J’analysai rapidement la situation : sur Alexandre Monoury nous n’avions que peu d’informations écrites ! Il était temps de sauver cette histoire pour l’avenir en la « sculptant » sur le papier ; c’est ce qu’a fait la Société d’Histoire de Revel en 2016 avec la monographie écrite par un collectif d’auteurs sur « L’industrie du meuble d’art à Revel » (222 pages). Nous présenterons dans cet article synthétique uniquement la mise en place de cet artisanat d’art dans notre ville.
Les origines de la famille Monoury
On retrouve en Bourgogne des traces de cette famille protestante. Avant la Révolution ses grands oncles et son grand-père sont au faubourg Saint-Antoine à Paris, chœur et dynamique de l’activité du meuble en France (en 1700 on y recensait plus de 500 menuisiers et 400 ébénistes).
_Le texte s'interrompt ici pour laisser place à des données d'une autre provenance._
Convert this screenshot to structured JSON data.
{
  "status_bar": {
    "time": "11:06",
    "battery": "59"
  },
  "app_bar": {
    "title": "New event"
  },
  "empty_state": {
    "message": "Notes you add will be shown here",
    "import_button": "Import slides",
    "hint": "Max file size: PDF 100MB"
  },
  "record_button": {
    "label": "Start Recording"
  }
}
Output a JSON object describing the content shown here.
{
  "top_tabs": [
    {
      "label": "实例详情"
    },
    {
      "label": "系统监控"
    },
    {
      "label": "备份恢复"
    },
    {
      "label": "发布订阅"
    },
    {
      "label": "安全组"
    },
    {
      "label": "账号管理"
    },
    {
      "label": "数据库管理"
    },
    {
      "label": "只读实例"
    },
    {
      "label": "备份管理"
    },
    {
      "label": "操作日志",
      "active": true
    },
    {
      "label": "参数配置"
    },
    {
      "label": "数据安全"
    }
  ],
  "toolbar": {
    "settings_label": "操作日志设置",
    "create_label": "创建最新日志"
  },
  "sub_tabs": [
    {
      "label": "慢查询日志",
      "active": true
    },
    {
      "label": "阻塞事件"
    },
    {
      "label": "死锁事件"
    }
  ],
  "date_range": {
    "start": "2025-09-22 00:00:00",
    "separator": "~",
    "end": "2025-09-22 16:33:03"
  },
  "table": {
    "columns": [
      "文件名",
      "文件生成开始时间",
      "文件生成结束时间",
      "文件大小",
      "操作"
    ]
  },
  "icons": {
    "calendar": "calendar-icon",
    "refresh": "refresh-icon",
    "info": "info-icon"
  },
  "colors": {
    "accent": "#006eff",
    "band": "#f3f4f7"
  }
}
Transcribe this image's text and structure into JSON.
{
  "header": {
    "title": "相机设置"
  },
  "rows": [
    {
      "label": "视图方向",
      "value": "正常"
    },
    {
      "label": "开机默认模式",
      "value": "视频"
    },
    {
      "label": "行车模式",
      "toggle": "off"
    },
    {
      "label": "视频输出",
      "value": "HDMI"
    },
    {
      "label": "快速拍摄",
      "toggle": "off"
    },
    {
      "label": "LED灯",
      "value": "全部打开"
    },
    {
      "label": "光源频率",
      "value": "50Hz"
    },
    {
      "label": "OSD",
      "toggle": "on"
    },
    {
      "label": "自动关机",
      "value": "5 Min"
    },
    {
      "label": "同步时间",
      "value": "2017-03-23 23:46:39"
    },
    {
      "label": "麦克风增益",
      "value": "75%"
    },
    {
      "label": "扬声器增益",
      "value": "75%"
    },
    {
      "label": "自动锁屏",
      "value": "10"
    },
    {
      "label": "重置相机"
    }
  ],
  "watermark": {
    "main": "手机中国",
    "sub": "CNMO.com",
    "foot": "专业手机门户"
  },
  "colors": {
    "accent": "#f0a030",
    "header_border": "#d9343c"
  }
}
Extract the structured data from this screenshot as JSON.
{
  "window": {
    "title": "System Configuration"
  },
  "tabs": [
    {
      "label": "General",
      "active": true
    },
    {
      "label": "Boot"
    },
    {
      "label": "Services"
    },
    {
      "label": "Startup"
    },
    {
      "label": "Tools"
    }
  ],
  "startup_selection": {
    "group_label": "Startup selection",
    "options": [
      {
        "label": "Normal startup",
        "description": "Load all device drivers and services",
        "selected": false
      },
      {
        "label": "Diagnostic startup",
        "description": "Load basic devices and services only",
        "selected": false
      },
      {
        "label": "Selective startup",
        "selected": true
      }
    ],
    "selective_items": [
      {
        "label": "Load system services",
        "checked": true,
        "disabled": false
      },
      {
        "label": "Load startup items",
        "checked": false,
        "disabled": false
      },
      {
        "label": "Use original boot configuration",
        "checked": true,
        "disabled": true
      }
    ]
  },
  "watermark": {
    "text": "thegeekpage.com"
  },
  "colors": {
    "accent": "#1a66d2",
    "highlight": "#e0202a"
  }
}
Des voyages qui vont former le talentueux ébéniste
Notre pionnier revélois Alexandre-Siméon nait à Versailles le 18 mars 1837. Il entre dès l’âge de 11 ans en apprentissage à « l’École des Maîtres de la Manufacture Royale des Meubles de la Couronne » et aura pour professeur jusqu’à l’âge de 18 ans le grand ébéniste marqueteur Dubois. Après diverses péripéties (sauvetage de personnes lors d’incendie – guerre de 1870), il parcourt divers centres de production pour parfaire son art.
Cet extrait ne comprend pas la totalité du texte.